Flow State desktop demo
YouTube demo slot ready. Add a youtubeId in content/projects.ts to render the embedded demo.
Metrics / Signals
Problem
What this project solves
Task lists capture intentions, but they do not notice when someone drifts off-task or help them return to the session.
Architecture
How it is put together
Flow State runs as an Electron background app with a tray menu, draggable overlay character, configurable screen capture cadence, Claude Vision analysis for on-task detection, Claude text generation for character dialogue, ElevenLabs TTS, electron-store persistence, and Jest coverage around core modules.
Desktop agent
What It Does
Flow State is a macOS background focus coach that screenshots the screen every configurable interval, asks Claude Vision whether the user is working on their stated task, and generates voiced feedback through a selected character.
- Characters can praise on-task behavior or call out distraction.

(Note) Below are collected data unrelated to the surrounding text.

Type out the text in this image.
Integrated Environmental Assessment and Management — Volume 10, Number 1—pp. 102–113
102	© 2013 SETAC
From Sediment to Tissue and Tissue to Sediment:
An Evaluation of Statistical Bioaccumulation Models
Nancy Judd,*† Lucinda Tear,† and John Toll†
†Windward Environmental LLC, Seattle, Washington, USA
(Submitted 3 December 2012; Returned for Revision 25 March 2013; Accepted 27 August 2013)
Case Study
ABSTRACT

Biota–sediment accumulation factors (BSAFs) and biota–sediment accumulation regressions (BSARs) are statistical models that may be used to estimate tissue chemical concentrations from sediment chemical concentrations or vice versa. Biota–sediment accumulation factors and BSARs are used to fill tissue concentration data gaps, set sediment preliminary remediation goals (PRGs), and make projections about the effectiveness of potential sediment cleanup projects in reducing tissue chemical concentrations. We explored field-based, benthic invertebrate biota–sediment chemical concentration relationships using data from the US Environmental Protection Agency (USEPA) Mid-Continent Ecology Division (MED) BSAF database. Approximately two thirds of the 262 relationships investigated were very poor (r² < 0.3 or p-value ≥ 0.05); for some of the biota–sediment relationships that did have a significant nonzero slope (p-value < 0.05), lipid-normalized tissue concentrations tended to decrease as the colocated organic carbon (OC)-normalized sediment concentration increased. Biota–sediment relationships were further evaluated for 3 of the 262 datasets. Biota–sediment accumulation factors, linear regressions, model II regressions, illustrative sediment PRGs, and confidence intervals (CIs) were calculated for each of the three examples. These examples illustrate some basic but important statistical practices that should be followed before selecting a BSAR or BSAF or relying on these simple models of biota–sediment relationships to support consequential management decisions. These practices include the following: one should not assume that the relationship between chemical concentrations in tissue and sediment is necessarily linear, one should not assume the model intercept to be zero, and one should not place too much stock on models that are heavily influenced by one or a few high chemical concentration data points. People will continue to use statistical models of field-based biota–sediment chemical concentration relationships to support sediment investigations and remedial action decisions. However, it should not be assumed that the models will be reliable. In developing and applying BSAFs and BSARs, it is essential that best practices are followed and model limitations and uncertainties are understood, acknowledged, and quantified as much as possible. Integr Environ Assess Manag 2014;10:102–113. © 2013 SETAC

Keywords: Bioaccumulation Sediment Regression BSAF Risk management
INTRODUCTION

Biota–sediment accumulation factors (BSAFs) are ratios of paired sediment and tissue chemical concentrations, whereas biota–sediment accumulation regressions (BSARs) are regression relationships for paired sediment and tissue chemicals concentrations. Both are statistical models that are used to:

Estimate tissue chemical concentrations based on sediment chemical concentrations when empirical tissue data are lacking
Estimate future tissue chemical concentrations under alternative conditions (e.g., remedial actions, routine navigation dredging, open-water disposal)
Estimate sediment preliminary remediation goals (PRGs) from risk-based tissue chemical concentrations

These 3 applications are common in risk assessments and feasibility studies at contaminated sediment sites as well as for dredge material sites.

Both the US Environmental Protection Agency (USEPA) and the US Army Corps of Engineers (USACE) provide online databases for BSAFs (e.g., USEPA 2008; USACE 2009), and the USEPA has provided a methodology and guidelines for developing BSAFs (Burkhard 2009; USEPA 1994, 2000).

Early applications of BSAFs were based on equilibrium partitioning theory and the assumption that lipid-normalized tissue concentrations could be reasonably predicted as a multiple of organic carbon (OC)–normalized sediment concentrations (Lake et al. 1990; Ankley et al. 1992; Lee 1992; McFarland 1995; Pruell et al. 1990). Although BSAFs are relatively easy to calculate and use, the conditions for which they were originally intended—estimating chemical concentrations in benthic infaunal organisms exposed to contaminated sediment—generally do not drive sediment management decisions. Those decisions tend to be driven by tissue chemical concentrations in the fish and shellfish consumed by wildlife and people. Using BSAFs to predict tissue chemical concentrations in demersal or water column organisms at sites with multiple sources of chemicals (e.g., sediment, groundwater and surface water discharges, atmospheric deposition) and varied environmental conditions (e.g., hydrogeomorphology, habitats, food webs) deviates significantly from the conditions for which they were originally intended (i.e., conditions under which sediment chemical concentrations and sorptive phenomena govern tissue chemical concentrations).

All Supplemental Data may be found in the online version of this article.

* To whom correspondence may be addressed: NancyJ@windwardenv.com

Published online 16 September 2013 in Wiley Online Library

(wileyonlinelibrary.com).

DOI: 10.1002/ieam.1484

- Session memory lets characters reference repeated behavior across the current focus session.
- Idle detection reacts when the user has been inactive for 30+ seconds.
Electron
Desktop Experience
- A tray menu opens settings and controls sessions.
- A small draggable character lives near the bottom-right of the screen.
- The transparent overlay uses click-through behavior with dynamic mouse-event toggling.
- electron-store persists API keys, settings, current task, and user preferences.
Runtime
AI Loop
The app coordinates a sequential async loop across screenshot capture, visual task analysis, character dialogue generation, and ElevenLabs speech playback. The loop can skip vision calls on unchanged screens to reduce token usage.
Product flavor
Character System
- Drill Sergeant: direct, military-style tough love.
- Disappointed Mom: affectionate but deeply let down.
- Anime Rival: competitive, dramatic, and motivational.
Decisions
Technical choices
- Used periodic screenshots rather than manual check-ins so the app can react to actual behavior.
- Separated character definitions, memory, screen capture, analysis, and speech into testable modules.
- Made the coach live as a small desktop overlay so feedback is ambient rather than buried in a dashboard.
Tradeoffs
Constraints and next choices
- Screen Recording permission adds setup friction, but it is necessary for truthful context-aware feedback.
- Voiced reactions make the experience vivid, but require careful settings and API-key handling.
- Skipping vision calls on unchanged screens reduces token usage, but requires screen-change and idle heuristics.